Doch diesmal könnte alles ganz anders werden, denn eine neue Virusvariante bereitet Wissenschaft und Politik große Sorge. Vorsorglich erließ Deutschland Reisebeschränkungen für Südafrika, Namibia, Simbabwe, Botswana, Mosambik, Eswatini, Malawi sowie Lesotho und auch andere EU-Länder reagierten ähnlich auf die bisher unbekannte Variante. Die mediale Aufbereitung der Corona-Pandemie schafft es im Gesamtbild auch im Fall der Omikron-Variante kontroverse Widersprüche zu erzeugen.

Das sorgt für zusätzliche Unsicherheit an den Märkten, weil es schwieriger wird einzuschätzen, wie gefährlich Omikron am Ende ist und welche Auswirkungen das auf die Wirtschaft haben wird. Die Folge ist ein erneuter Abverkauf, der allerdings bisher nicht so heftig ausfällt wie im Jahr 2020.

Diese Preislevel sind für Bitcoin wichtig

Aktuell weist der RSI im täglichen Chart einen Tiefpunkt auf, der mit denen vom 20. Juli und dem 21. September vergleichbar ist.

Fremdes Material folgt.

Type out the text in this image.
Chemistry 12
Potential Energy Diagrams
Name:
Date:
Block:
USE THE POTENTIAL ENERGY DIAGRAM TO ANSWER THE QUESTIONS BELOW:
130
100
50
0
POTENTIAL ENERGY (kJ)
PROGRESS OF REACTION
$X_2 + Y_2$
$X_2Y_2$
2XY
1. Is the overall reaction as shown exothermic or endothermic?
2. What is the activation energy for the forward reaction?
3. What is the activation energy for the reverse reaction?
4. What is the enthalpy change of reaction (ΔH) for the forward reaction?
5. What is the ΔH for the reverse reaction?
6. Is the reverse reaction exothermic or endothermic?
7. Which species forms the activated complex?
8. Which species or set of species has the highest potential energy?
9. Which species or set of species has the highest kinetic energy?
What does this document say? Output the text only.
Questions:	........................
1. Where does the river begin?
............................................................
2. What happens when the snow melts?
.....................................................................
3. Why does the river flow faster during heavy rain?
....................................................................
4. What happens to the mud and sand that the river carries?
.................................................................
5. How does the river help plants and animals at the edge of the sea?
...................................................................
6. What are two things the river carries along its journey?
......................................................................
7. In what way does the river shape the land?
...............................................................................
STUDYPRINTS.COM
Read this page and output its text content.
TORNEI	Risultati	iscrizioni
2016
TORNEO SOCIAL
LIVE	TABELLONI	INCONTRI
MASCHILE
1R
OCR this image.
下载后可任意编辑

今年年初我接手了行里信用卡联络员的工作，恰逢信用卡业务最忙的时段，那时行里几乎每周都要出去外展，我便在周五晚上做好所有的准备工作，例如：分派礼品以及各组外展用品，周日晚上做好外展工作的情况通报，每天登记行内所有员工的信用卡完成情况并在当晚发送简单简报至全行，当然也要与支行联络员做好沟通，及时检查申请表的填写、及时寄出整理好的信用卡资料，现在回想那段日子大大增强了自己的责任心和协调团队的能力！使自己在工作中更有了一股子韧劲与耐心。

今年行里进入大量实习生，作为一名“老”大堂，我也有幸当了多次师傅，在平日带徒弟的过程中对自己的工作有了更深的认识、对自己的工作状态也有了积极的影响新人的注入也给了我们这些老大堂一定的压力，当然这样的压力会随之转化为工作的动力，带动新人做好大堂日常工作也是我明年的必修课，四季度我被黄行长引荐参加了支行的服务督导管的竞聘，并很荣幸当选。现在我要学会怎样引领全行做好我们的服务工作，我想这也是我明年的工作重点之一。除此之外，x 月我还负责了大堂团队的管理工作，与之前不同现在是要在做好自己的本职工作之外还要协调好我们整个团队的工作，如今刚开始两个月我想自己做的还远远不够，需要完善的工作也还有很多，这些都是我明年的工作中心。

An beiden Tagen erreichte der Bitcoin-Kurs einen Tiefpunkt und nahm danach wieder Fahrt zu neuen Hochpunkten auf.

Bildquelle: tradingview.com

Noch besteht ein wenig Spielraum nach unten und das könnte dafürsprechen, dass BTC einen Ausflug in den Bereich zwischen 51.000 und 53.000 US-Dollar macht, bevor der Kurs wieder dreht. Ob er danach allerdings zu einer Rallye ansetzt und ein neues Allzeithoch anpeilt, lässt sich nicht sicher sagen. Denn bei 67.000 US-Dollar zeigte sich die Kursrallye erstaunlich schnell erschöpft und diese Schwäche stand nicht mit etwaigen Virusvarianten im Zusammenhang.

Es könnte also sein, dass Bitcoin danach in eine Range übergeht, die ihr oberes Ende bei etwa 60.000 US-Dollar finden könnte und das untere bei ca. 51.000 US-Dollar.

Was, wenn nicht?

Die Preiszone zwischen 51.000 und 53.000 US-Dollar scheint das offensichtliche Ziel zu sein und wird von vielen Tradern und Analysten angepeilt und auch öffentlich ins Spiel gebracht. Wie es so oft beim Trading ist, kann es gehörig schief gehen, wenn alle auf die gleiche Karte setzen. Es könnte also sein, dass der Markt in dieser Hinsicht eine Enttäuschung erlebt und Bitcoin wenigstens kurzfristig in den Bereich von 48.000 US-Dollar rutscht.   

Ein weiteres Risiko, welches extrem schwer einzuschätzen ist, sind die Reaktionen der Spitzenpolitik in den kommenden Wochen. Sollte aufgrund der Corona-Pandemie erneut heftige Einschnitte erfolgen, dann kann es schlicht zu einem Crash kommen.

Aber es gibt auch einen positiven Ausgang, der gut denkbar bzw. möglich ist. Bitcoin könnte im Bereich zwischen 54.000 und 55.000 US-Dollar bereits eine Bodenbildung vollzogen haben. Sollte das der Fall sein, dann bliebe abzuwarten, ob der Markt in eine Range übergeht oder die Bullen das Ruder übernehmen.